In recent weeks, the Cabinet Office’s Government Digital Service has backed a UK working group of the Open Identity Exchange, which was set up in America to bring organisations including Google, AOL, PayPal and Experian together to find a simple method of online verification that doesn’t require multiple passwords.
Members of the Cabinet Office team travelled to the White House in May to exchange ideas with American counterparts working on the National Strategy for Trusted Identities in Cyberspace (NSTIC). The heads of the British and American identity assurance programmes will debate the subject next week in London at the RSA cyber security conference.
The first law passed by the Coalition Government was to scrap the national ID scheme, a move said to have saved taxpayers £1 billion over ten years. But ministers want to use the Internet to cut the cost of public services.
In order to limit concerns over Government snooping, the Cabinet Office has been working closely with a range of privacy campaign groups and consumer organisations including No2ID, Big Brother Watch and Which? The programme’s Privacy and Consumer Group drew up a list of nine Privacy Principles which underpin the framework of the scheme.
As part of the attempt to reassure privacy campaigners, a private identity partner (IDP) which authorises a user of a public service will not know which Government department is seeking authentication.
The Post Office’s involvement in the Identity Assurance Programmes was revealed by a notice placed in the Official Journal of the European Union. The Royal Mail subsidiary sought a third party provider to help in assembling consumer data including name, date of birth, address, gender, passport and driving licence numbers, financial history, electoral roll status and telephone numbers.
Some commercial organisations have been concerned that their consumers will react negatively to their involvement with government. But commercial partners will benefit from marketing opportunities and the trust that comes with IDP status.
Without the identity assurance scheme there are fears that high levels of online fraud will cause the public to lose confidence in digital channels, undermining the amount of business done online.
Civil servants acknowledge that some people will still wish to access public services in person.

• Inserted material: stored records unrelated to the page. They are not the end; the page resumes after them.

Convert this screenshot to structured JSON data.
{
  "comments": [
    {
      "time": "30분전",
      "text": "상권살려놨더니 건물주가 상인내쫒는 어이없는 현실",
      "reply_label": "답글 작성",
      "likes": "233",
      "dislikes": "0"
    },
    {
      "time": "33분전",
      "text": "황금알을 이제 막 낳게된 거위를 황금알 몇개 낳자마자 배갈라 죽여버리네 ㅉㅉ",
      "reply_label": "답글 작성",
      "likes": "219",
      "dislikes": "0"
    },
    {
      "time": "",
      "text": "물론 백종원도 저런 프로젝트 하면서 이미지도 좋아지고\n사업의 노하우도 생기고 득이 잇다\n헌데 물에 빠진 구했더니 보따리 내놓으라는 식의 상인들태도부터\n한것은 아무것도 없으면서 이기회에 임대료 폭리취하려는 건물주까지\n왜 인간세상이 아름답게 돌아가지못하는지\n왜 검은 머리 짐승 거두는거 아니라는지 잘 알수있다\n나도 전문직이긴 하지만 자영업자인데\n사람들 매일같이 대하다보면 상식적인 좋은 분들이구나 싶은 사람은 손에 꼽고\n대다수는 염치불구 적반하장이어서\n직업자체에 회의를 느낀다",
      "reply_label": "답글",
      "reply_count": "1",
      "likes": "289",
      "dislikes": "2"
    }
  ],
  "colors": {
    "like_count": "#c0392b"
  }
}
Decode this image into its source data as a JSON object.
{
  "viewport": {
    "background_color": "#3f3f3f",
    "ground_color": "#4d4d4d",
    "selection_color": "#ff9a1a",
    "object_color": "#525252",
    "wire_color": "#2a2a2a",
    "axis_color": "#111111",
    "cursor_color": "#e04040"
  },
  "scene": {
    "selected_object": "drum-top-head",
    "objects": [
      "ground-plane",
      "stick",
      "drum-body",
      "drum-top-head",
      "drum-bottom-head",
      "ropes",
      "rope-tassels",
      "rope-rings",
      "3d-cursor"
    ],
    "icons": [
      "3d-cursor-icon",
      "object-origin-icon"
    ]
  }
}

They argue that the online scheme will release additional resources to assist people who lack confidence in making digital transactions.
Q&A: What the scheme involves
Q. Is this just an ID card scheme by the back door?
A. No, it's a way of combating the menace of identity theft.
Q. Will the Government be able to use it to follow our movements online?
A. Authentication is done by trusted third parties and data will not be held centrally by the Government.
Q. But won't the private companies find out personal information that is none of their business?
A. The identity providers (IdPs) don't know for which government agency they are authenticating.
Q. Is a social media log-in sufficiently secure for a major financial transaction?
A. Individual IdPs will need to convince the Cabinet Office that their security checks are enough to meet the Level of Assurance (LOA) needed for the public service being requested. For example, a passport application is a high-security LOA3.
Q. Will it be possible to apply for a passport on your phone?
A. It is anticipated that part of the process will be offered online but some physical ID will still need to be presented in person to achieve LOA3.
Q. Is this just about public services?
A. No, the Government is helping to bring together online companies and create an icon that would enable online payments to be done securely.
Q. What would be the advantages?
A. It would also reduce the need to memorise multiple passwords.
Q. Will it work?
A. That depends partly on the efficiency of the chosen IdPs.